The experiment identified and quantified a total of 8,582 proteins and 8,073 phosphopeptides across the SEER sample set, indicating that FFPE tissue is amenable to mass spec proteomics analysis. Protein identifications were reduced compared to the identifications possible in comparable optimal cutting temperature (OCT) compound-embedded specimens. Compared to OCT samples, "peptide, protein, and phosphopeptide identifications were reduced by 50, 20, and 76 percent, respectively," the authors noted.

The decrease in identifications was not correlated with the time of storage of an FFPE sample, Rodland noted. However, certain classes of proteins were more affected than others.

For instance, DNA-binding proteins and chromatin proteins were underrepresented in FFPE samples compared to OCT samples.

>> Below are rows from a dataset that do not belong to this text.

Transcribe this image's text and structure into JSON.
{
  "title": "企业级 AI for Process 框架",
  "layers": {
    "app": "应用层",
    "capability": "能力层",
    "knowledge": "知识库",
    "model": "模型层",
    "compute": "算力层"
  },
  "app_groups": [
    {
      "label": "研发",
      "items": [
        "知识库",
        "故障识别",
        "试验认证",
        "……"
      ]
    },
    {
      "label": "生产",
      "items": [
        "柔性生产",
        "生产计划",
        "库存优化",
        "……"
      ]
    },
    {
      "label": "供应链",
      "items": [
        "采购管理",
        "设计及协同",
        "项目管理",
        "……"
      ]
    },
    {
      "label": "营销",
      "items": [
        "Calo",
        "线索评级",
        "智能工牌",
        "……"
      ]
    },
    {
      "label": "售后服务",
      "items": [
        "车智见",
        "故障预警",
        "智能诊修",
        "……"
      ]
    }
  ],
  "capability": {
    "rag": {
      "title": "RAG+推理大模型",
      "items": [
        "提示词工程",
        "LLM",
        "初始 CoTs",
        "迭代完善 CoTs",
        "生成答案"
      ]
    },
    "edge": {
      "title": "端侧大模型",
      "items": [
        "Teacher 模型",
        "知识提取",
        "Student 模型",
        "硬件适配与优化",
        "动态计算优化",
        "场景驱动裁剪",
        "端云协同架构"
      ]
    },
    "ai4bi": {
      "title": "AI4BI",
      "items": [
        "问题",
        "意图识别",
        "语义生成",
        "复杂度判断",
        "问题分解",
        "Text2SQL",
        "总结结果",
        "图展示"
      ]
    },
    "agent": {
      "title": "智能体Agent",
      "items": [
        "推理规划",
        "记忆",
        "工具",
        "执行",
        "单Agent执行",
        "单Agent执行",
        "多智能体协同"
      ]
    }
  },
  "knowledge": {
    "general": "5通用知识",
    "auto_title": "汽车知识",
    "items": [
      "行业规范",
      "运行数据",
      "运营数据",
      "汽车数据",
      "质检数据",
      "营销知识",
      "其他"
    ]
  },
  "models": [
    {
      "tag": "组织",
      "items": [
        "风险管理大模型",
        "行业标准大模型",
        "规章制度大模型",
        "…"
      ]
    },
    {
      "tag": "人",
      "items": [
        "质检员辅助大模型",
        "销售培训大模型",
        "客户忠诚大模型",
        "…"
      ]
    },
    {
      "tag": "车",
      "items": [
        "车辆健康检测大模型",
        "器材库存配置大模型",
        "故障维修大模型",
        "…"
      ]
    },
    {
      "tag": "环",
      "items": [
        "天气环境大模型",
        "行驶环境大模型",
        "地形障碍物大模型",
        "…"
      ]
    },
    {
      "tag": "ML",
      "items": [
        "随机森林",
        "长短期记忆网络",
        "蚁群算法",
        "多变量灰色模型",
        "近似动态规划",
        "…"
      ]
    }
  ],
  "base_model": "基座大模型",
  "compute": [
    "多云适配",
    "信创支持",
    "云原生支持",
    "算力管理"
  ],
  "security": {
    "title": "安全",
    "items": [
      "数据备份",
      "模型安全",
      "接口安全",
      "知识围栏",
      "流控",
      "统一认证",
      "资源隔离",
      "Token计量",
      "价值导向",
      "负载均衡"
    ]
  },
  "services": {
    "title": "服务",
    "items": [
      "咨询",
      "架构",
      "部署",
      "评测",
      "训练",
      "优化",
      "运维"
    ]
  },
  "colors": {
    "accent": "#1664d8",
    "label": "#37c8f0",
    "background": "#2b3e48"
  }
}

"That makes sense, because in those cases, the formalin fixation would have fixed the proteins to the DNA and probably made them being less effectively extracted," Rodland said, adding that "further due diligence" was needed to investigate whether any other classes of proteins were underrepresented in the FFPE samples.

The fact that there does appear to be a bias against certain kinds of proteins suggests FFPE samples may not be well suited for initial discovery work, Rodland said, "because you don't know what's missing in the FFPE block compared to a flash-frozen tissue."

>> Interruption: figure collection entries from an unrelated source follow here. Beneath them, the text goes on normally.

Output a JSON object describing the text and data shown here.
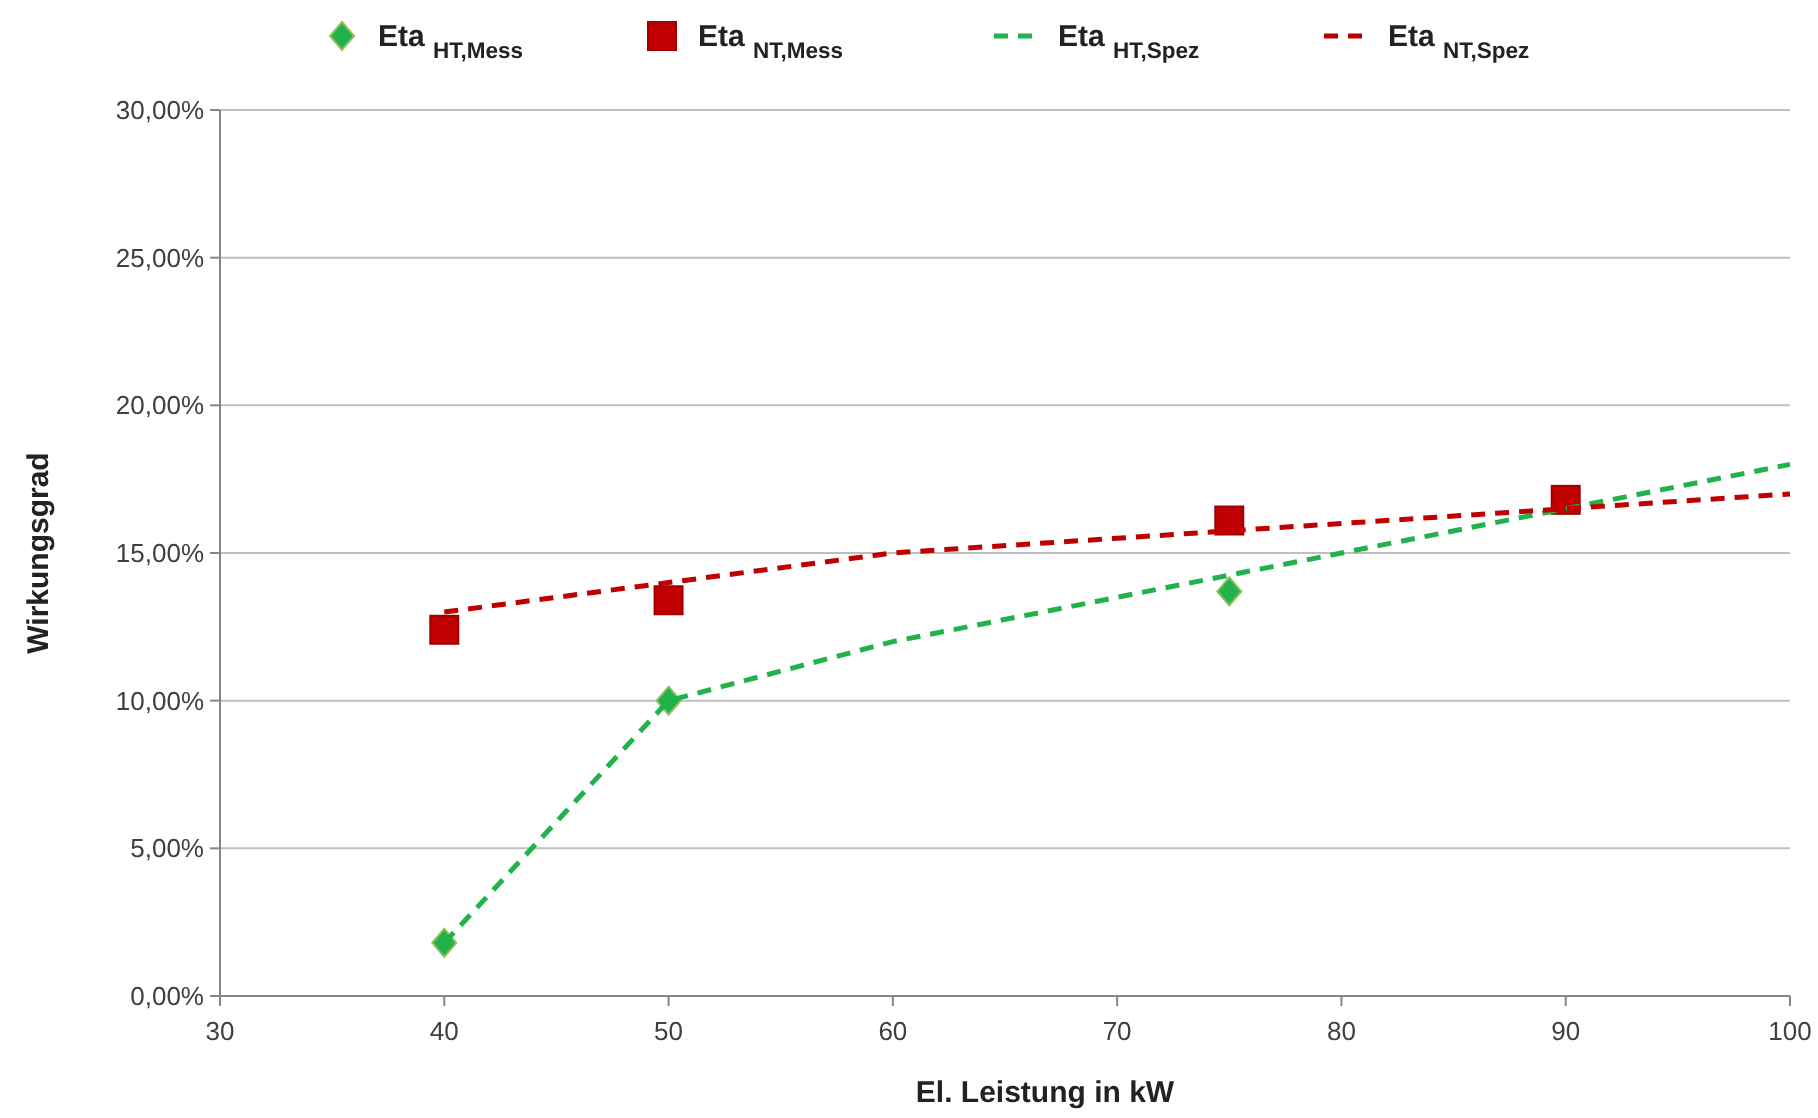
{
  "chart_data": {
    "type": "scatter",
    "xlabel": "El. Leistung in kW",
    "ylabel": "Wirkungsgrad",
    "legend": "top",
    "grid": "y",
    "xlim": [
      30,
      100
    ],
    "xticks": [
      30,
      40,
      50,
      60,
      70,
      80,
      90,
      100
    ],
    "ylim": [
      0,
      30
    ],
    "yticks": [
      {
        "value": 0,
        "label": "0,00%"
      },
      {
        "value": 5,
        "label": "5,00%"
      },
      {
        "value": 10,
        "label": "10,00%"
      },
      {
        "value": 15,
        "label": "15,00%"
      },
      {
        "value": 20,
        "label": "20,00%"
      },
      {
        "value": 25,
        "label": "25,00%"
      },
      {
        "value": 30,
        "label": "30,00%"
      }
    ],
    "series": [
      {
        "name": "Eta $_{HT,Mess}$",
        "type": "scatter",
        "marker": "diamond",
        "color": "#21b24b",
        "x": [
          40,
          50,
          75
        ],
        "values": [
          1.8,
          10,
          13.7
        ]
      },
      {
        "name": "Eta $_{NT,Mess}$",
        "type": "scatter",
        "marker": "square",
        "color": "#c00000",
        "x": [
          40,
          50,
          75,
          90
        ],
        "values": [
          12.4,
          13.4,
          16.1,
          16.8
        ]
      },
      {
        "name": "Eta $_{HT,Spez}$",
        "type": "line",
        "marker": "none",
        "line_style": "dashed",
        "color": "#21b24b",
        "x": [
          40,
          50,
          60,
          70,
          80,
          90,
          100
        ],
        "values": [
          1.8,
          10,
          12,
          13.5,
          15,
          16.5,
          18
        ]
      },
      {
        "name": "Eta $_{NT,Spez}$",
        "type": "line",
        "marker": "none",
        "line_style": "dashed",
        "color": "#c00000",
        "x": [
          40,
          50,
          60,
          70,
          80,
          90,
          100
        ],
        "values": [
          13,
          14,
          15,
          15.5,
          16,
          16.5,
          17
        ]
      }
    ]
  }
}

"But once you have, say, a preliminary panel that might have 100 candidates, and you want to narrow that down to 10 or fewer candidates, and you want to verify the performance of your biomarker panel in a statistically significant number of patient samples with clinical outcomes data, [FFPE] is extremely well fitted to that particular application and will be a huge resource," she said.

As Rodland and her co-authors noted, much proteomic biomarker work has been done in fresh frozen or OCT samples but these are expensive and difficult to obtain, particularly in the large numbers desired to ensure high-quality statistics. Additionally, because these samples have in many cases been taken more recently, they may not have the long-term treatment and outcome data that is available for banked FFPE tissues like those provided by the SEER repositories.

Rodland said that to date, the SEER repositories have been reluctant to release their FFPE samples for mass spec-based proteomics research.

They "had to be convinced that there was utility in doing that," she said. "It's a precious resource, and you're not going to loan it out to people if they're not going to get reliable, reproducible results out of it. And the feedback I'm getting is that this study did convince that community that if they released some of their FFPE materials for proteomic studies, there will be good and valid results out of those studies that would be useful to the community and a good use of the resource."